Relying on state statute, ACT disagreed and filed suit in December 2006.

Meanwhile, at tax increase set to take effect Jan. 2006, was eliminated from the budget. In April 2007, however, the assembly voted to increase the sales tax to 3 percent effective Jan. 1, 2008.

ACT filed for an injunction against the increase on Dec. 4 and asked for a summary judgment declaring the borough's tax increase illegal.

Last week, the borough filed a 23-page response to ACT's Dec. 4 filing. Essentially, the borough opposed the injunction, and asked for its own summary judgment that the increase was within the law.

Monday afternoon, ACT filed its response to the borough's filings. In the six-page document, ACT's lawyer, Ken Jacobus, of Anchorage, argued that the municipality, as a second-class borough, is bound by the provisions of Title 29, and specifically by AS 29.45.670, which says that a sales tax rate increase cannot take effect until ratified by a majority of voters. That statute was enacted in 1985.

According to Jacobus, the borough cannot rely on the authority granted by voters in 1964 to increase the tax to 3 percent, because the 3-percent tax in effect in 1964 was no longer in effect in 1985, or for that matter in 2006, when the borough first expected to increase the tax to 3 percent.

Historically, Jacobus noted, the borough had established the sales tax rate at 2 percent more than once, first in 1975, then in October 2005, and again in October 2006, before voting in April of this year to boost it to 3 percent effective Jan. 1. That increase, he said, cannot take effect until an election is held.

"A sales tax increase must be approved by voters," Jacobus said in his brief. "Very clearly, the April 8, 2007, increase was not approved by voters."

The borough claims that in 2006, when voters soundly rejected the referendum on Ordinance 2005-09, they effectively reaffirmed the municipality's 1964 authority to set the tax rate to as high as 3 percent without a vote.

Jacobus said that interpretation was incorrect. A tax increase ordinance should precede a public vote on its ratification, not the other way around. That is, an "alleged approval" of a higher tax prior to an ordinance affecting that change cannot be used to justify an increase without a vote, he said.
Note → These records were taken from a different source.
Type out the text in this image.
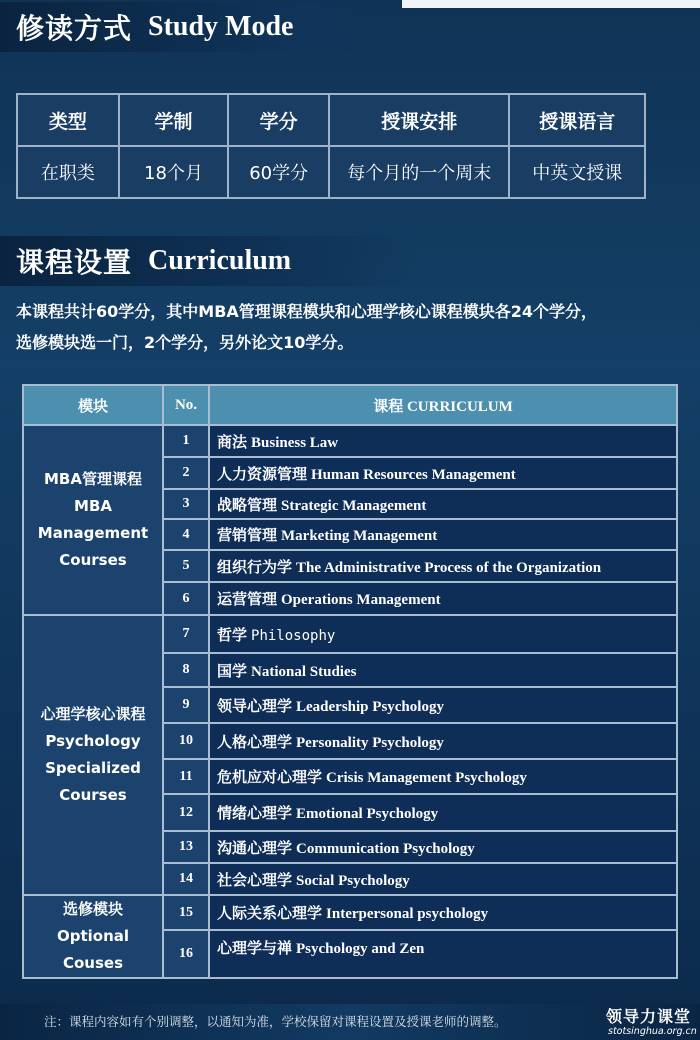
修读方式 Study Mode
类型	学制	学分	授课安排	授课语言
在职类	18个月	60学分	每个月的一个周末	中英文授课
课程设置 Curriculum
本课程共计60学分，其中MBA管理课程模块和心理学核心课程模块各24个学分，
选修模块选一门，2个学分，另外论文10学分。
模块	No.	课程 CURRICULUM

MBA管理课程
MBA
Management
Courses	1	商法 Business Law
	2	人力资源管理 Human Resources Management
	3	战略管理 Strategic Management
	4	营销管理 Marketing Management
	5	组织行为学 The Administrative Process of the Organization
	6	运营管理 Operations Management

心理学核心课程
Psychology
Specialized
Courses	7	哲学 Philosophy
	8	国学 National Studies
	9	领导心理学 Leadership Psychology
	10	人格心理学 Personality Psychology
	11	危机应对心理学 Crisis Management Psychology
	12	情绪心理学 Emotional Psychology
	13	沟通心理学 Communication Psychology
	14	社会心理学 Social Psychology

选修模块
Optional
Couses	15	人际关系心理学 Interpersonal psychology
	16	心理学与禅 Psychology and Zen
注：课程内容如有个别调整，以通知为准，学校保留对课程设置及授课老师的调整。	领导力课堂
stotsinghua.org.cn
Jacobus went further, calling "not relevant" the borough's assertion that reducing the tax from 3 percent to 2 percent, as was done in 1975, had not repealed the authority to tax at 3 percent. Relevant state law (AS 29.45.670) is not concerned with any taxing authority, but rather a tax actually being levied.

Jacobus also said just because Ordinance 2009-05 was not repealed (because the 2006 referendum failed), does not excuse the borough from submitting a tax increase to the voters.
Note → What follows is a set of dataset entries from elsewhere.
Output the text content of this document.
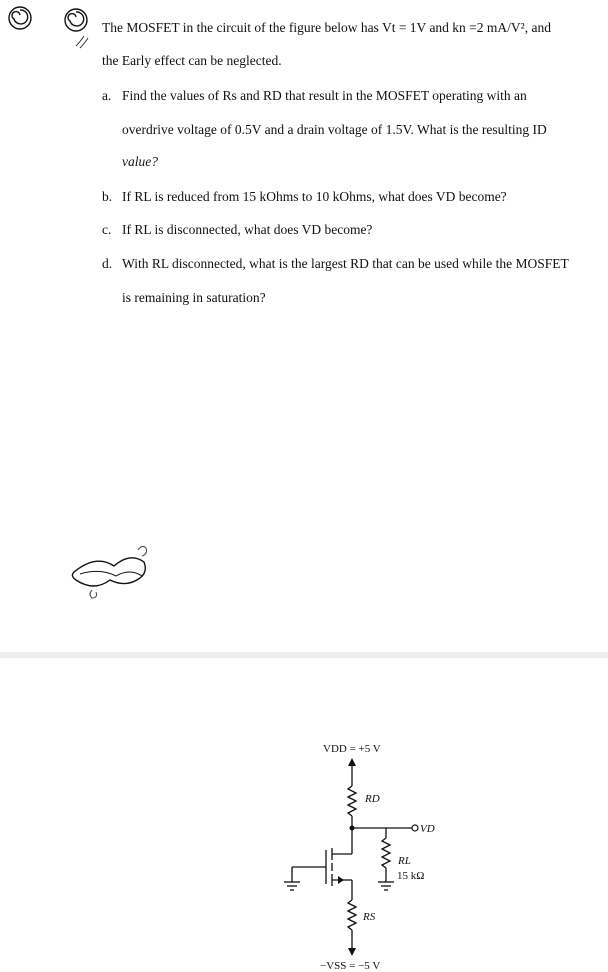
The MOSFET in the circuit of the figure below has Vt = 1V and kn =2 mA/V², and
the Early effect can be neglected.
a. Find the values of Rs and RD that result in the MOSFET operating with an
overdrive voltage of 0.5V and a drain voltage of 1.5V. What is the resulting ID
value?
b. If RL is reduced from 15 kOhms to 10 kOhms, what does VD become?
c. If RL is disconnected, what does VD become?
d. With RL disconnected, what is the largest RD that can be used while the MOSFET
is remaining in saturation?
VDD = +5 V
RD
VD
RL
15 kΩ
RS
−VSS = −5 V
On a related matter, the borough has argued that the initiative approved by voters in 2005 capping the sales tax at 2 percent, requiring a supermajority (60 percent) of voters to approve future increases, and limiting those votes to regular elections is invalid because it violates state law. Jacobus said that the issue of the 2-percent tax and the 60-percent majority were "severable," that is one could be declared invalid without invalidating the other.
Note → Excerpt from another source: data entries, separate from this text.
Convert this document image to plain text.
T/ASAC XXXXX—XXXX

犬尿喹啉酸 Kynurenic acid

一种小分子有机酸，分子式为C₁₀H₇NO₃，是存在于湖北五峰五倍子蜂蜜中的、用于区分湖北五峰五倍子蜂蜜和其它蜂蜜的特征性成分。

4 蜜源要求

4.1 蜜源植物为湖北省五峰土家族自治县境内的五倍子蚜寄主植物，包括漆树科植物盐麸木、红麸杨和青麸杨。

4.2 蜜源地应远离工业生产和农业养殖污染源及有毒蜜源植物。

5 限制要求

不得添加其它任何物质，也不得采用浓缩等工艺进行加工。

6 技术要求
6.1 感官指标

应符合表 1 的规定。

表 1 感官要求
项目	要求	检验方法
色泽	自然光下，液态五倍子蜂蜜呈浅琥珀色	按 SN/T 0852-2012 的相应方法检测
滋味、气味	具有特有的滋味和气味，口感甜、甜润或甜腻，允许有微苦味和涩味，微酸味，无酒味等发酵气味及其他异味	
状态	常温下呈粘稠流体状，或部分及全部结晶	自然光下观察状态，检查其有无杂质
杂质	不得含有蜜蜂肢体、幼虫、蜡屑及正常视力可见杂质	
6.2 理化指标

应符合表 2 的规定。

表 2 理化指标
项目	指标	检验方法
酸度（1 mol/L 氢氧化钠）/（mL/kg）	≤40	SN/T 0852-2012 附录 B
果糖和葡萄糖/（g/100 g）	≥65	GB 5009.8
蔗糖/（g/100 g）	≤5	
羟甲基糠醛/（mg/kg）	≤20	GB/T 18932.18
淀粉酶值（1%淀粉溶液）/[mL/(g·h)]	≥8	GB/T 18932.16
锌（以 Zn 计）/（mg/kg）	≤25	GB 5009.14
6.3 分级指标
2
However, Jacobus believes both provisions are valid, because while the borough must follow the Alaska Municipal Code, there is nothing in law barring the borough from imposing stricter requirements such as requiring a 60-percent majority versus a simple majority.

"In any event, however, this case does not involve the 60-percent majority requirement or the regular election requirement and arguments related to those issues are not relevant," Jacobus said.

In a press release announcing Friday's hearing before Judge Bauman, ACT spokesman Mike McBride said Jacobus would not appear in person but would participate by teleconference. Jacobus, he said, had recently suffered a broken leg and the full leg cast made air travel almost impossible.

Borough Attorney Colette Thompson declined comment on Jacobus' brief.